Z działań obecnie rządzącej partii „wyłania się obraz «skręcania» sprawy Smoleńska (…), nie mniej haniebnego niż to, co przed dekadą zarzucała partia Kaczyńskiego Platformie. Można to wyjaśnić dwiema przyczynami. Po pierwsze, brakiem odwagi, by wycofać się z niemożliwych do udowodnienia teorii o zamachu (…). Po drugie, obawą (lub wiedzą), że śledztwo obciążyłoby także ludzi związanych z obecnym obozem władzy i tym samym zaszkodziłoby budowanej przez Jarosława Kaczyńskiego, czy też dla Jarosława Kaczyńskiego, legendzie «poległego pod Smoleńskiem» brata”.

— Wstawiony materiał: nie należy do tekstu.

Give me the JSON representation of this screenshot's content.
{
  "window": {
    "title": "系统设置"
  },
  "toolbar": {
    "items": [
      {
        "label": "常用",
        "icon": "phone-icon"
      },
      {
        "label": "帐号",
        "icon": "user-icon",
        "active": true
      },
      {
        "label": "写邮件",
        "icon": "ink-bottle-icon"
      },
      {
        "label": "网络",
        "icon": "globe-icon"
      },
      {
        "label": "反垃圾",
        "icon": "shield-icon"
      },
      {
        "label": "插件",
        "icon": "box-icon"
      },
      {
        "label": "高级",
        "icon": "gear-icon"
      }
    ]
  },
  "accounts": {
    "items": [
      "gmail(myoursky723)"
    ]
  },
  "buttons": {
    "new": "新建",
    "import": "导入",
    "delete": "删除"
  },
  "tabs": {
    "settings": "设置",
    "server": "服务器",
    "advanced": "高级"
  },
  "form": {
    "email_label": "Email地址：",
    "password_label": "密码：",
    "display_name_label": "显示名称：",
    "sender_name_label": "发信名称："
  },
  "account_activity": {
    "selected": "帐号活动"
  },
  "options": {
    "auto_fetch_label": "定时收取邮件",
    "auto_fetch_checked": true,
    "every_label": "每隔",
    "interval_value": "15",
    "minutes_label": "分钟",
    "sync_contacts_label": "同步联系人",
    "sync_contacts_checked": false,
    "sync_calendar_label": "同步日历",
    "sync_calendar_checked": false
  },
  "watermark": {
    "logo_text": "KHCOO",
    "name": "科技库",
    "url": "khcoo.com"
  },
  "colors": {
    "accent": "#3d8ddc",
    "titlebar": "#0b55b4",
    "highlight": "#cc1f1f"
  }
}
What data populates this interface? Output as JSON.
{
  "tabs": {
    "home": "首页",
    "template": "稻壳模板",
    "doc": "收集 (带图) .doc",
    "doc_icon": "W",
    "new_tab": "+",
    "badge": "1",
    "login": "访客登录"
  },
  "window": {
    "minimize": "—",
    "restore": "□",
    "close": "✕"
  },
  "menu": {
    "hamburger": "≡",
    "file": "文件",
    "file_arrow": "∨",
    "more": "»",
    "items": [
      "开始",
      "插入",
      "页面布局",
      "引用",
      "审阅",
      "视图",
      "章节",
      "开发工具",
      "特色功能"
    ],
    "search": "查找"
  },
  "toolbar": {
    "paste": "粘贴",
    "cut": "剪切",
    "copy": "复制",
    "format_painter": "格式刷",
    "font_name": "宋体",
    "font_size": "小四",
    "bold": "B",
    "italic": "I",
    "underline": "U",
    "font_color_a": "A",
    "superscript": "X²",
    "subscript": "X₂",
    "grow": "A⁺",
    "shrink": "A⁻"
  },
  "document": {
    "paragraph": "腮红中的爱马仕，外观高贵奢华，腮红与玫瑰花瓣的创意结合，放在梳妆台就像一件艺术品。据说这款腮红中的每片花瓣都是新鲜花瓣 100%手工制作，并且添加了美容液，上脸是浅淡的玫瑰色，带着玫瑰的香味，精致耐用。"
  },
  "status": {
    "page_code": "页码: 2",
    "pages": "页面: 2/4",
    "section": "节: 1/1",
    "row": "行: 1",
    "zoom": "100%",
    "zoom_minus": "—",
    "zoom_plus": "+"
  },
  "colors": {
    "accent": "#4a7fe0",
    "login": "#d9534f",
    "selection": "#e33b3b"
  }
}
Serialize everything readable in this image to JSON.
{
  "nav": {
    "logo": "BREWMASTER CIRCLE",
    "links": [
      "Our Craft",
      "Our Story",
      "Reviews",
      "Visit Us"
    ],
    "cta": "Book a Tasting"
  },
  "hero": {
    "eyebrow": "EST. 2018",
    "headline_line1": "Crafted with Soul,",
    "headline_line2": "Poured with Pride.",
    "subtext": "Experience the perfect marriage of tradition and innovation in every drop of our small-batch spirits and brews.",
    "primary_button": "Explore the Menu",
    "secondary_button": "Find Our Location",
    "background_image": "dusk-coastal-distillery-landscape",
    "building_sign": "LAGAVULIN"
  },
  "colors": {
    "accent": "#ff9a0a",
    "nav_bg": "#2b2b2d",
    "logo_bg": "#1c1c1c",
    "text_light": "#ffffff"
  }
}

Powyższa diagnoza jest tyleż słuszna, co oczywista. A przywołuję ją nie ze względu na treść, ale miejsce publikacji i autora. To fragment tekstu Rafała Ziemkiewicza w tygodniku „Do Rzeczy”. Owszem, na końcu Ziemkiewicz musi odprawić tradycyjne rytuały utyskując na Platformę Obywatelską i wzywając do „posadzenia” Donalda Tuska, ale większość artykułu to krytyka działalności Macierewicza i PiS-u jako takiego w sprawie katastrofy.

Tygodnik „Sieci” znowu odkrył trotyl na próbkach wraku, ale wcześniej ukazała się tam miażdżąca krytyka Macierewicza, autorstwa niejakiego Glenna Jorgensena, byłego członka podkomisji smoleńskiej, absolwenta Duńskiego Uniwersytetu Technicznego, którego Macierewicz jeszcze kilka lat temu zachwalał i którego analizy publikował. To, co pisze Jorgensen (ma też artykuł w najnowszym numerze) jest jednocześnie niesamowite, a z drugiej zupełnie przewidywalne. Zarzuca Macierewiczowi, że ten między innymi:

– nigdy nie stworzył harmonogramu działań podkomisji i podziału obowiązków;

– zatajał informacje przed współpracownikami (Jorgensen powiada, że mimo próśb, nie chce im nawet powiedzieć, kto jest członkiem podkomisji! „Antoni Macierewicz nigdy nie odpowiedział na wielokrotne pytania członków podkomisji, kto dokładnie wchodzi w jej skład”);

– zalegał z podpisywaniem umów i wypłatami wynagrodzeń;

– nie dostarczał dokumentów i danych potrzebnych do realizacji zadań;

– utrudniał lub uniemożliwiał kontakty z potencjalnymi świadkami i prokuraturą;

– wbrew ostrzeżeniom wypuszczał informacje do mediów, które szybko okazywały się fałszywe;

– odmawiał stworzenia systematycznego rejestru zebranych informacji;

– fałszywie twierdził, że końcowy raport z prac podkomisji powstał,

Mało? Autor to prywatnie mąż Ewy Stankiewicz – konsekwentnej wyznawczyni teorii zamachu, w swoim czasie oskarżającej Rosjan o „dobijanie rannych”. W styczniu kolejny film Stankiewicz poświęcony katastrofie miał zostać wyemitowany w telewizji rządowej. Zamiast tego widzowie zobaczyli… mecz piłkarski. Z poważnej sprawy zrobili cyrk.

***

Ziemkiewicz przypomina, że kiedy Kaczyński powierzał Macierewiczowi prowadzenie partyjnego dochodzenia w sprawie katastrofy smoleńskiej, miał go nazwać „zdolnym do wypełniania zadań dla innych niemożliwych”.  Nie był to jednak wyraz uznania dla uporu, uczciwości czy dociekliwości szefa podkomisji smoleńskiej. „Dzisiaj wydaje się, że «niemożliwością», którą miał prezes na myśli, było bezpieczne dla władzy PiS rozładowanie emocji wzbudzonych wcześniej w «żelaznym» elektoracie wokół domniemanego zamachu”, pisze Ziemkiewicz. Dołącza więc do podejrzewających, że nie tylko Macierewicz, ale sam Kaczyński traktują sprawę instrumentalnie.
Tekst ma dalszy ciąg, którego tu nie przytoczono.